Rezension: Keiner mehr da
von Christoph Kloft
Rezension: Keiner mehr da
von Christoph Kloft
"Keiner mehr da“ – so viel, wie der Titel des Buches von Ute Bales verrät, so viel lässt er auch offen – er lässt Raum für all die Erzählungen ... oder sind es Kurzgeschichten? Oder nur kurze Geschichten? ..., die Leserin und Leser berühren und oft erschüttert zurücklassen. Jede einzelne von ihnen könnte auch ein eigenes Buch füllen, und gerade das macht diese Anthologie aus, gelingt es Ute Bales doch, das Erzählte derart zu verdichten, auf das Wesentliche zu reduzieren, dass nach jeder Geschichte erst einmal ein Innehalten nötig ist, um sich von der Intensität des Geschilderten zu lösen und eine neue Handlung zuzulassen.

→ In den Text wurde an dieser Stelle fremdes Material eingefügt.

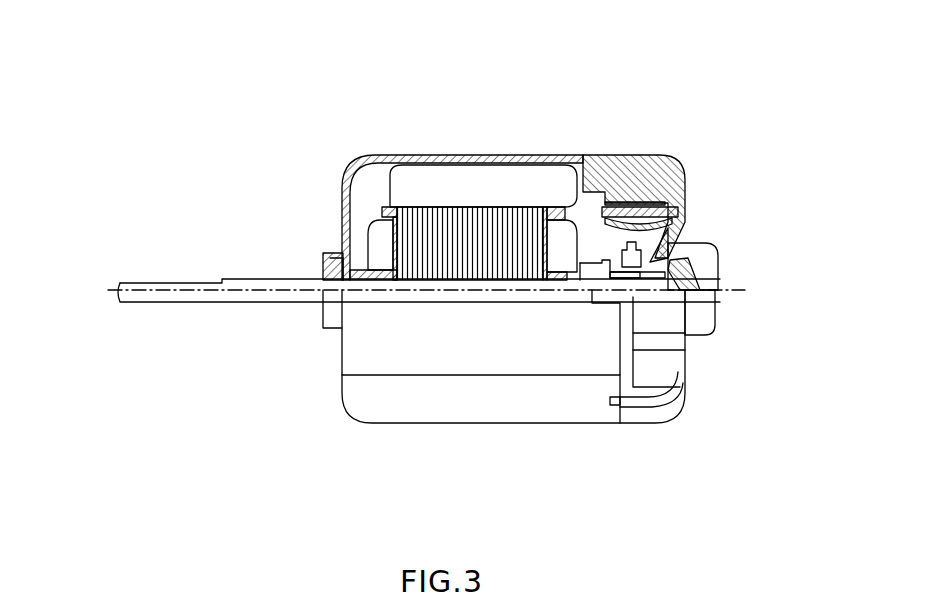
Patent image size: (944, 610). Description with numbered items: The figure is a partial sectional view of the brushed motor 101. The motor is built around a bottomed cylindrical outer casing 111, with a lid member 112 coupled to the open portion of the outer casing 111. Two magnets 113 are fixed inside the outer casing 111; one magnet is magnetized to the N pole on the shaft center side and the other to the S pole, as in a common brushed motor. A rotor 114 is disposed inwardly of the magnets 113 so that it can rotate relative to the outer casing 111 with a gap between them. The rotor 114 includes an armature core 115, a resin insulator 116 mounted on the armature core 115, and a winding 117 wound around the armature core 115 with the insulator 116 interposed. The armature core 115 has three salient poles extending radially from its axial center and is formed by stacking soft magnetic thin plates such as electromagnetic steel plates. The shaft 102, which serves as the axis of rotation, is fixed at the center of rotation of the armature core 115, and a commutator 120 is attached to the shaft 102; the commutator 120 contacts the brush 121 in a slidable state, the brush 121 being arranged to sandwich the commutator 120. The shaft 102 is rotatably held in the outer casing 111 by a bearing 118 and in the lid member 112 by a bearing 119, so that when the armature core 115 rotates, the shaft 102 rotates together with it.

Der Vater, der in seinem Stress sein Kind im Auto vergisst, der alte Mann, der seinen nach Amerika ausgewanderten Söhnen mit Geld helfen will und dabei alles verliert, der Junge, der in der Nazizeit gezwungen wird, sein Kaninchen zu töten, die Klassenkameradin, die vom eigenen Vater missbraucht wird, was die Familie erfolgreich vertuscht, und im Gegensatz dazu das friedliche Bild des Künstlers, der den Bach ein Aquarell malen lässt: So verschiedenartig die Stoffe auch sind, so groß auch die Sprünge zwischen den Zeiten und den Inhalten sein mögen – den Erzählungen ist doch stets eines gemein, ein Tiefgang, der in seinem Niveau niemals nachlässt und der scheinbar das einzige verbindende Element zwischen ihnen ist, aber eben nur scheinbar, denn es gibt noch einige mehr.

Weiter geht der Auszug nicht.